New Study Links Association Between Antihypertensive Medication and Serious Fall Injuries in Elderly
Today hypertension affects approximately two-thirds of people above the age of 60. With clinicians forced to balance the benefits of antihypertensive medicine with the potential adverse effects on an aging population, a new study published Feb. 24 in JAMA Internal Medicine sought to investigate the risk of falls associated with the treatment and found an association between antihypertensive medications and serious fall injuries in the elderly.
The study, led by Mary Tinetti, MD, section of geriatrics, department of internal medicine, Yale School of Medicine, performed an analysis drawn from participants (with a mean age of 80) enrolled from 2004 to 2007 in the Medicare Current Beneficiary Survey. From a sample of 4,961 people receiving at least one antihypertensive medication, the study found that after a three-year follow-up 446 individuals (nine percent) experienced a serious fall injury. These injuries included 107 hip fractures, 345 other major fractures in 312 individuals, 72 major head injuries, and 16 major joint dislocations. Fifty-eight participants endured more than one type of serious injury in a single fall. A total of 837 participants (16.9 percent) died during the follow-up, including 111 (24.9 percent) of the 446 participants who experienced a fall injury.
Accounting for the competing risk of mortality, antihypertensive medication use was associated with an increased risk of experiencing a serious fall injury. In subgroup analyses, a fall injury in the prior year was associated with more than doubling the risk of subsequent serious fall injuries with moderate and high intensity antihypertensive use compared without any antihypertensive use. The authors conclude that moving forward, "the potential harms vs. benefits of antihypertensive medications should be weighed in deciding to continue treatment with antihypertensive medications in older adults with multiple chronic conditions."

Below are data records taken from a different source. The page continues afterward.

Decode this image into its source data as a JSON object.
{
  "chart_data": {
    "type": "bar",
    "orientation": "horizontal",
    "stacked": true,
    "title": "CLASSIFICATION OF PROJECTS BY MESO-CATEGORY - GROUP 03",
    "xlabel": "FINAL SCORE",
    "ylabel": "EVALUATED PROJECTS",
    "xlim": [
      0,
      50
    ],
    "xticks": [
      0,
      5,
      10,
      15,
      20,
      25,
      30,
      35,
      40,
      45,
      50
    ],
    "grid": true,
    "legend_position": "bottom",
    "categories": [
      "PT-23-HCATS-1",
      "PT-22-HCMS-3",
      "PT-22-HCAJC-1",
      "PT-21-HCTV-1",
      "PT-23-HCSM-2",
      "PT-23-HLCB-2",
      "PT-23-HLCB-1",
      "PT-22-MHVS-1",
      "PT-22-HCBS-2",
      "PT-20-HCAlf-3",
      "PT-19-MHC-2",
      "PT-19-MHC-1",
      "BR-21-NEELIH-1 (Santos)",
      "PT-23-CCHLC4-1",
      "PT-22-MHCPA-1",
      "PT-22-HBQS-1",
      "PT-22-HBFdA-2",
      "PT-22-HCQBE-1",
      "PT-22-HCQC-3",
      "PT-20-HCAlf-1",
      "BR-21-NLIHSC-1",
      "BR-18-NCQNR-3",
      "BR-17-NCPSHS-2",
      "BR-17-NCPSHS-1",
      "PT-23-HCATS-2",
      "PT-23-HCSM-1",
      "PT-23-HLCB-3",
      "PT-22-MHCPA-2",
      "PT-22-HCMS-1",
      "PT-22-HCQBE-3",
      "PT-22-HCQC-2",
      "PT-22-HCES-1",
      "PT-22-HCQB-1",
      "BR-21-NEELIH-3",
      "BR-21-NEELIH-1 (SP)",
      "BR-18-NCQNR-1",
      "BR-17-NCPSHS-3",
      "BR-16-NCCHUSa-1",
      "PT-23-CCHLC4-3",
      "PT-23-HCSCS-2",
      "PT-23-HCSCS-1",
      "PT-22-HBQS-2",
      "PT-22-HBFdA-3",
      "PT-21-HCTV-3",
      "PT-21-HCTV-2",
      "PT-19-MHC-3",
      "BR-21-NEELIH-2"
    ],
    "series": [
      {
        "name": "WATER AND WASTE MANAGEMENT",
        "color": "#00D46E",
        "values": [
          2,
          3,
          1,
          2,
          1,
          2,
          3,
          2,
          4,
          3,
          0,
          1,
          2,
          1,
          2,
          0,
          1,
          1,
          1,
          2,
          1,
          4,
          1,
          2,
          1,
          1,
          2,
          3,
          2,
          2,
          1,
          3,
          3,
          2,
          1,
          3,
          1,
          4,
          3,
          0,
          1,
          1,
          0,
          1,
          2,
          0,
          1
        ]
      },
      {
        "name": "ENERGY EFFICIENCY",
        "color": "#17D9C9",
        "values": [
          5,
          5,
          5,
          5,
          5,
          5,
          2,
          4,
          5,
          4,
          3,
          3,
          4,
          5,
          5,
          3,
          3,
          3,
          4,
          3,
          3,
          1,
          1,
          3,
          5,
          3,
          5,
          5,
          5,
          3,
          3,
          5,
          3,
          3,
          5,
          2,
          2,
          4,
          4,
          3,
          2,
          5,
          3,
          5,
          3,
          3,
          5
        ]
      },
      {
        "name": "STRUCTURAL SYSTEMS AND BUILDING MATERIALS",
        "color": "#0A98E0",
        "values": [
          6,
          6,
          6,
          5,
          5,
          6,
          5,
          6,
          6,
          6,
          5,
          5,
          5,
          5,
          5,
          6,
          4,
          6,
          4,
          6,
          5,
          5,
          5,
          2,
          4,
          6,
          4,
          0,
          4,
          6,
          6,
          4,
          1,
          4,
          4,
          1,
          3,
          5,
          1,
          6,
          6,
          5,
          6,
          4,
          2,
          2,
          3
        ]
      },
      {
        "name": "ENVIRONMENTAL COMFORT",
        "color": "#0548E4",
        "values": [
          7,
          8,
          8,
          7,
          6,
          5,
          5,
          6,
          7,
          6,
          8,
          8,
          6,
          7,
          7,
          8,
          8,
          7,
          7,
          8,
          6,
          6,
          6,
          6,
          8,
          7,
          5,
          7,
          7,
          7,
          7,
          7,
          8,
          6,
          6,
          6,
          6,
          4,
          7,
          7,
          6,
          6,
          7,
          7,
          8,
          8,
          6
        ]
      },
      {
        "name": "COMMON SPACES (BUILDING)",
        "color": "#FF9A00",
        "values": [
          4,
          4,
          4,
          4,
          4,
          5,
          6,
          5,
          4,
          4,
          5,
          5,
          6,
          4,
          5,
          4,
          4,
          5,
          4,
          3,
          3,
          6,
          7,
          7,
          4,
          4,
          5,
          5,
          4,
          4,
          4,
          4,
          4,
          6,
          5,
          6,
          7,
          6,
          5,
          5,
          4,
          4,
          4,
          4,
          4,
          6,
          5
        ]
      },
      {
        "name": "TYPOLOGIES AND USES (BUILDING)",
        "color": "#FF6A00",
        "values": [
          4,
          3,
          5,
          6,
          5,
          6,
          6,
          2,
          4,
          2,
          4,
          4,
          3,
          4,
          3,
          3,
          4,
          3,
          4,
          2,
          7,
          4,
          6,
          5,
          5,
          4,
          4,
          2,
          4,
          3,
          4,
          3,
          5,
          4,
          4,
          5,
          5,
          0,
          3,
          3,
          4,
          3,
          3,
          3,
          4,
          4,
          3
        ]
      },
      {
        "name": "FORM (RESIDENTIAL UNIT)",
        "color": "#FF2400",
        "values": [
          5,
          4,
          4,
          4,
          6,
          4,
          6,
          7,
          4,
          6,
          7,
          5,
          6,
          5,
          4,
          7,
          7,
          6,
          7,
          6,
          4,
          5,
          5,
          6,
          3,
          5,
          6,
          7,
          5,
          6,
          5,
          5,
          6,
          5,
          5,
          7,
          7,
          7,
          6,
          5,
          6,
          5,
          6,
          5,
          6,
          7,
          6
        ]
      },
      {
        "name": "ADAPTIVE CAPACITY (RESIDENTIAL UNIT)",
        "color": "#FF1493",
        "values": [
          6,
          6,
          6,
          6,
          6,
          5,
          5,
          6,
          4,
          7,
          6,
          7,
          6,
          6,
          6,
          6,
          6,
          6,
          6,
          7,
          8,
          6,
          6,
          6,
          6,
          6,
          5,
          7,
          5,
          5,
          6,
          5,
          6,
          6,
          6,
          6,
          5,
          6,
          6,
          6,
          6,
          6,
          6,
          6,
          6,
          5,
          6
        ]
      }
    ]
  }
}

In a related editorial comment, Sarah Berry, MD, MPH and Douglas Kiel, MD, MPH, offer several theories as to why antihypertensive medications might cause an elevated risk of injurious falls: "first, the association between antihypertensive medications and injurious fall may be mediated by specific drug classes that lead to injury through their effect on bone and fracture risk. Loop diuretics are an obvious example; they promote renal calcium excretion and decrease bone mineral density, yet they have not been consistently associated with an elevated fracture risk. In contrast, calcium channel blockers and angiotensin receptor blockers do not affect bone mineral density, but they may increase the risk of injurious falls." Another possibility is not the medications themselves but rather "the underlying hypertensions or overall burden of illness. Individuals with treated hypertension may have more vascular disease or comorbid conditions that place them at an increased risk of falling," they add. A final possibility is that "antihypertensive drug increase the risk of injurious fall through their effect on blood pressure and orthostasis ... In the study by Tinetti et al, most users of antihypertensive medications (71.7 percent) were prescribed two or more antihypertensive drugs. Moderate to high exposure to multiple antihypertensive drugs is likely to result in greater reductions in systolic blood pressure, which could lead to an injurious fall."
While direct cause and effect cannot be established from Tinetti’s observational study, Berry and Kiel believe that it is the responsibility of the each clinician to individualize their decisions, treating hypertension according to functional status, life expectancy and preferences of care.